Aparté un lateral de mi capa para palpar la empuñadura de la espada que había conseguido a buen precio de un herrero de Fiésole. No la manejaba desde que recibí la instrucción debida cuando era adolescente; no se me daba mal, así que confiaba en recordar todo lo aprendido en cuanto mi mano rozara el metal. No era un virtuoso pero sí uno de aquellos hábiles y resistentes espadachines con los que nadie quiere enfrentarse. Pues con ella era tan empecinado como con todo lo demás: sabía defenderme muy bien y cansar al contrario hasta poder asestarle un golpe definitivo. Aquella misma tarde había practicado contra un ciprés tanto los mandobles como los pasos de guardia y ataque. Y los movimientos habían regresado a mi cuerpo como las notas a la mente de un músico ya anciano y ciego cuando pones en sus manos el instrumento que solía tocar.
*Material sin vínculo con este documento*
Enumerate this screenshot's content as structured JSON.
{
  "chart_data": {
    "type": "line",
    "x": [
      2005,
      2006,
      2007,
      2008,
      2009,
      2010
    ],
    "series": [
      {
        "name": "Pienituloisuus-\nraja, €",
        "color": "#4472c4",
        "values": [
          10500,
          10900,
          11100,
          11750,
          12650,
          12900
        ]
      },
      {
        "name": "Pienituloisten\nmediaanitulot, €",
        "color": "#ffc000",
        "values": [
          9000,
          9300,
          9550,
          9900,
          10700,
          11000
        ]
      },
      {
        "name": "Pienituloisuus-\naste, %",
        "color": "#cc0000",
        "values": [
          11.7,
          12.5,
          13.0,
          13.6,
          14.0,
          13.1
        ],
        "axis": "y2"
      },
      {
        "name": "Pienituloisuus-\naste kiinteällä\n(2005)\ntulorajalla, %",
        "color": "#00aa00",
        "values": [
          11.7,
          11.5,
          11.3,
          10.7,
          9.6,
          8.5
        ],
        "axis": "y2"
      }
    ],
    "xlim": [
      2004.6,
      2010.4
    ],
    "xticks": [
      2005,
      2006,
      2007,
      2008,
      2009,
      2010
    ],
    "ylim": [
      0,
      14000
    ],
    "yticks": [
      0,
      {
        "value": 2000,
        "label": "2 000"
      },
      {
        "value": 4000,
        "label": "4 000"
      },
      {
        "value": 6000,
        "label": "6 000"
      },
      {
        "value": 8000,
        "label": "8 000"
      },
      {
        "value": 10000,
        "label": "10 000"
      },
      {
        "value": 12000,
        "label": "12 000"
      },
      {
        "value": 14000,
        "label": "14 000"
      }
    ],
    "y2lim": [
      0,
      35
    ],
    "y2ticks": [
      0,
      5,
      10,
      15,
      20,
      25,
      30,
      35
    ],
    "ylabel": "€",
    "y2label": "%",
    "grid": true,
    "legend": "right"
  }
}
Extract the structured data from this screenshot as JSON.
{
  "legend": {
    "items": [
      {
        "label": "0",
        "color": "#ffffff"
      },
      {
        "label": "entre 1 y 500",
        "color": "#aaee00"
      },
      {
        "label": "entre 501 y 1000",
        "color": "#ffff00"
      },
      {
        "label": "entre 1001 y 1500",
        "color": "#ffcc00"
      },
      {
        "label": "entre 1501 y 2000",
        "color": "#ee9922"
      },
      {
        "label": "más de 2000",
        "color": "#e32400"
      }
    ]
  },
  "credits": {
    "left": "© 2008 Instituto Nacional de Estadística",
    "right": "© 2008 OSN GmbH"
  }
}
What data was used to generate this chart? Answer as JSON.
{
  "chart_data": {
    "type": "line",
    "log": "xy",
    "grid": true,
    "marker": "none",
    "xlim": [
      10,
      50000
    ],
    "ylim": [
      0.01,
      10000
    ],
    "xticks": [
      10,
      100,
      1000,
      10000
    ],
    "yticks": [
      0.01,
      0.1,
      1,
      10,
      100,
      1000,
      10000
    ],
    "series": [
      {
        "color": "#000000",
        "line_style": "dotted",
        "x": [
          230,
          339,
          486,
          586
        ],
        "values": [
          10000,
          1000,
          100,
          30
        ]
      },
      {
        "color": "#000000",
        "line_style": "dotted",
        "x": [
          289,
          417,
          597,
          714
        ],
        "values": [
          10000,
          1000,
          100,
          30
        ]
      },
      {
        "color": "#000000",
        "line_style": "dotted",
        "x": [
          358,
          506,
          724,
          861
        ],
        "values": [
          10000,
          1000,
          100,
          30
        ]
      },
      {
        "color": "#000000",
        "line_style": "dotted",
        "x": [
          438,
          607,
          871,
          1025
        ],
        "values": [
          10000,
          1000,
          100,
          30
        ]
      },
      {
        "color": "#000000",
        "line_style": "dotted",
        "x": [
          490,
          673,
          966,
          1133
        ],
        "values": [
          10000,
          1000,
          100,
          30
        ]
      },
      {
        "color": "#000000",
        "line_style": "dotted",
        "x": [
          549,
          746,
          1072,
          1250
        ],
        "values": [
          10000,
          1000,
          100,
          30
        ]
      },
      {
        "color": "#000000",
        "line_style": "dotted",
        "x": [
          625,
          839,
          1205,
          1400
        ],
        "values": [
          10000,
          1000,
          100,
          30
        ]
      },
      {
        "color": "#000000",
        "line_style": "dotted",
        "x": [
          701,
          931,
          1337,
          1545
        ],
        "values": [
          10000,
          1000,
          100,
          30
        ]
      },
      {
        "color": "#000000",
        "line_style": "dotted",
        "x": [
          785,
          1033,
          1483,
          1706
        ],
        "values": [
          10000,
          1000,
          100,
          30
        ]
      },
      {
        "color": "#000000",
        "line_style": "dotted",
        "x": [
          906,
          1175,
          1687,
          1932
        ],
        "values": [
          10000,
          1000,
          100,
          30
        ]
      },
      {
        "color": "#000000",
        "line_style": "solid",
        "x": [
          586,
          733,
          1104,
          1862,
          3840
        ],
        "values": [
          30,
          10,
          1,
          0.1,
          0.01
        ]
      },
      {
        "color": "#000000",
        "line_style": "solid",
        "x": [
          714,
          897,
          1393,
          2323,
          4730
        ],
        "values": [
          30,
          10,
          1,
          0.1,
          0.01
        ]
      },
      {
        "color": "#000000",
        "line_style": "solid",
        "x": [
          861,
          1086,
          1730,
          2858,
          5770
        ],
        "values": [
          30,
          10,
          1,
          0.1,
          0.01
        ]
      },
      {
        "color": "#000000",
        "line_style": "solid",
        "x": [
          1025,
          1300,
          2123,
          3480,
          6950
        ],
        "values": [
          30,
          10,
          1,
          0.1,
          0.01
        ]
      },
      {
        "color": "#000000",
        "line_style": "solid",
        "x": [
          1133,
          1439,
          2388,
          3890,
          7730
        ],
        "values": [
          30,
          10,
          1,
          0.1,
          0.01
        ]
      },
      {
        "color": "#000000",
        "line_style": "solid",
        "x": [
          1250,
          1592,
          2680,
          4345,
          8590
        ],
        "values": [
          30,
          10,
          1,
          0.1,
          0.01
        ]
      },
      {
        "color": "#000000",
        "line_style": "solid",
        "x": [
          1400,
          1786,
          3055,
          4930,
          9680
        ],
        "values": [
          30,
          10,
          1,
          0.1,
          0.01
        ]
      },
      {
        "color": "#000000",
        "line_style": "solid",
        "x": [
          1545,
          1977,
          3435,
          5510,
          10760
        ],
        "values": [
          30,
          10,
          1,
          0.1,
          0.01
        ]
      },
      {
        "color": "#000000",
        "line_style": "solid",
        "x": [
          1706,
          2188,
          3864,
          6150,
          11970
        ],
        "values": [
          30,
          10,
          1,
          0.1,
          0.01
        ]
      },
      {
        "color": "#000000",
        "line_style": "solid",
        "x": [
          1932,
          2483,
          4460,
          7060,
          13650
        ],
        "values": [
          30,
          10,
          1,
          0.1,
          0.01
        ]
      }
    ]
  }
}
Espoleé el caballo y seguí mi camino hasta el lugar donde debía esperar una señal. Al poco tiempo, unos destellos en la oscuridad me anunciaron la llegada de los carruajes que habían de recoger a Iuliano. Entonces comencé a galopar hacia la locura. La noche me devoró y en verdad conseguí sorprender a Florencia.
Los cascos de mi caballo golpearon el empedrado de la calle, delatando la presencia de un jinete extraño y apresurado. Crucé el Ponte Vecchio al galope. Por debajo de él, el Arno discurría turbio esperando el sol, que no tardaría en despuntar. Como en Roma el Tíber, el Arno había sido testigo y cómplice de muchas conspiraciones. Los dos ríos lavaron las manchas de su pueblo, prestaron sus aguas para el bautismo de sus hijos y enjuagaron la sangre de sus pecaminosos gobernantes. Una vez más, el Arno sería testigo de cómo los hombres se cobraban una deuda. Y sus aguas parecían presentirlo.